Tough Times for “Mini Theaters” in JapanEconomy Entertainment Culture
According to research by business intelligence provider Teikoku Databank, earnings for Japan’s 97 movie theater companies totaled over ¥322 billion in fiscal 2019, an 8.8% increase over the previous year (based on companies whose data was available for five consecutive years from 2014–19).
Revenue in 2019 was boosted by an increase in the number of movies released, including box office hits such as Weathering with You, Frozen 2, Aladdin, and Toy Story 4, which each earned over ¥10 billion.
By earnings, 46 of the 97 companies, the largest contingent, earned under ¥100 million, while the next largest contingent, 31 companies, earned from ¥100 million up to ¥1 billion.
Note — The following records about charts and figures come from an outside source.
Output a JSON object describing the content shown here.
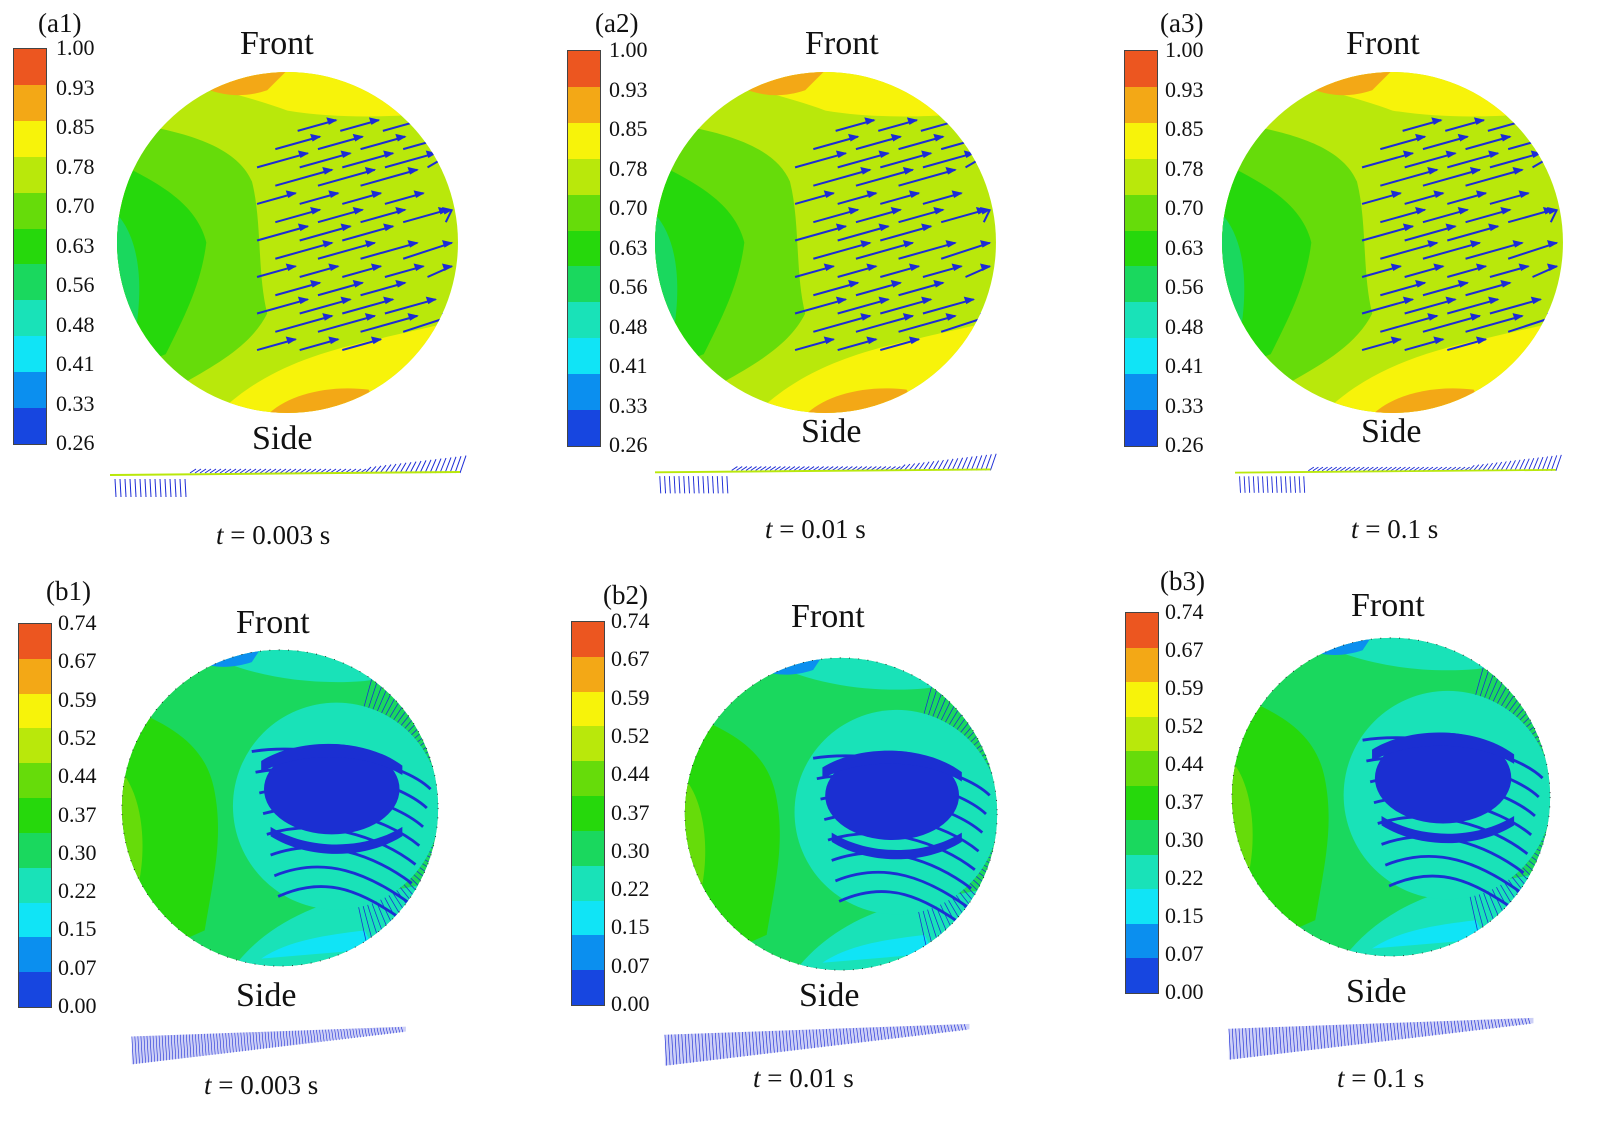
{
  "palette": [
    "#1746e0",
    "#0b8fef",
    "#10e4f6",
    "#19e2b8",
    "#1ad85e",
    "#26d80c",
    "#66dc0a",
    "#b9e80b",
    "#f7f30a",
    "#f3a816",
    "#ec5620"
  ],
  "panels": [
    {
      "label": "(a1)",
      "front": "Front",
      "side": "Side",
      "time_var": "t",
      "time_val": " = 0.003 s",
      "ticks": [
        "1.00",
        "0.93",
        "0.85",
        "0.78",
        "0.70",
        "0.63",
        "0.56",
        "0.48",
        "0.41",
        "0.33",
        "0.26"
      ]
    },
    {
      "label": "(a2)",
      "front": "Front",
      "side": "Side",
      "time_var": "t",
      "time_val": " = 0.01 s",
      "ticks": [
        "1.00",
        "0.93",
        "0.85",
        "0.78",
        "0.70",
        "0.63",
        "0.56",
        "0.48",
        "0.41",
        "0.33",
        "0.26"
      ]
    },
    {
      "label": "(a3)",
      "front": "Front",
      "side": "Side",
      "time_var": "t",
      "time_val": " = 0.1 s",
      "ticks": [
        "1.00",
        "0.93",
        "0.85",
        "0.78",
        "0.70",
        "0.63",
        "0.56",
        "0.48",
        "0.41",
        "0.33",
        "0.26"
      ]
    },
    {
      "label": "(b1)",
      "front": "Front",
      "side": "Side",
      "time_var": "t",
      "time_val": " = 0.003 s",
      "ticks": [
        "0.74",
        "0.67",
        "0.59",
        "0.52",
        "0.44",
        "0.37",
        "0.30",
        "0.22",
        "0.15",
        "0.07",
        "0.00"
      ]
    },
    {
      "label": "(b2)",
      "front": "Front",
      "side": "Side",
      "time_var": "t",
      "time_val": " = 0.01 s",
      "ticks": [
        "0.74",
        "0.67",
        "0.59",
        "0.52",
        "0.44",
        "0.37",
        "0.30",
        "0.22",
        "0.15",
        "0.07",
        "0.00"
      ]
    },
    {
      "label": "(b3)",
      "front": "Front",
      "side": "Side",
      "time_var": "t",
      "time_val": " = 0.1 s",
      "ticks": [
        "0.74",
        "0.67",
        "0.59",
        "0.52",
        "0.44",
        "0.37",
        "0.30",
        "0.22",
        "0.15",
        "0.07",
        "0.00"
      ]
    }
  ]
}
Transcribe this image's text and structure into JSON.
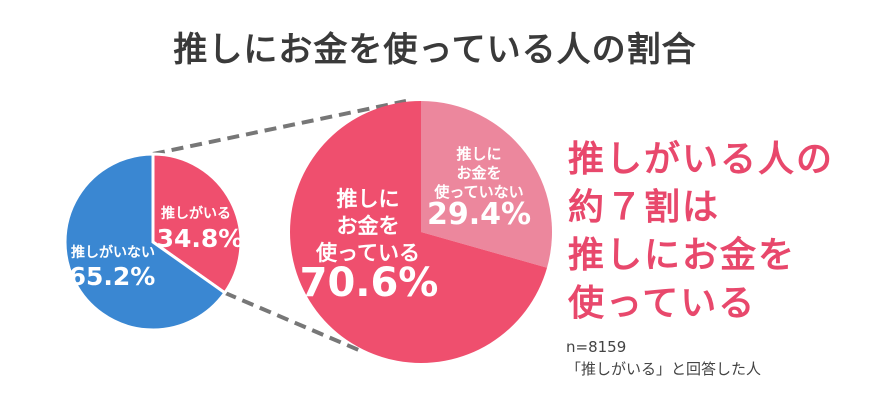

These small-scale companies, who run so-called “mini theaters,” account for almost 80% of operators.
With 660 screens at 70 cinemas across Japan (as of February 2020), Tōhō Cinemas was the highest earning operator, with revenue of over ¥91 billion in fiscal 2019. The top five earners were all multiplex operators, whose revenue totaled over ¥246 billion, accounting for 75% of all business.
Top Five Highest Earning Movie Theater Companies
|Revenue for Fiscal 2019 (¥ billion)||Year-on-Year Increase|
|Shōchiku Multiplex Theatres||35.3||11.2%|
Created by Nippon.com based on data from Teikoku Databank.
Seven of the eight largest operators, with revenue over ¥5 billion, enjoyed increased earnings, while growth was flat for the eighth. Sales also leveled off for 40 of the small-scale companies with earnings under ¥1 billion. Another 17 small operators suffered a fall in revenue, and are struggling to survive. The figures clearly show the polarization in industry between the large and small-scale operators.
Movie Theater Companies’ Performance by Size of Revenue
|Revenue (Fiscal 2019)||Increase||Level||Decrease|
|Under ¥100 million||11||23||11|
|¥100 million–¥1 billion||8||17||6|
|¥1 billion–¥5 billion||8||3||1|
|¥5 billion–¥10 billion||2||0||0|
|¥10 billion–¥50 billion||3||1||0|
|¥50 billion–¥100 billion||2||0||0|
Created by Nippon.com based on data from Teikoku Databank. Here, ±3% is considered “level.”
During 2020, the COVID-19 pandemic led to cinemas being closed under Japan’s state of emergency. Since reopening, they have faced capacity limitations and restrictions on food and drink consumption, posing unprecedented hurdles to profitable operations. One glimmer of hope was the October release of the movie version of Demon Slayer: Mugen Train, which has already overtaken the more than ¥26 billion earned by the 1997 film Titanic to become the second highest grossing film ever in Japan, after Spirited Away. Although this is great news for the industry overall, it offers no joy to small operators that do not carry the film. Teikoku Databank noted that polarization between large and small operators is increasing, and that the latter face a growing risk of closure or bankruptcy.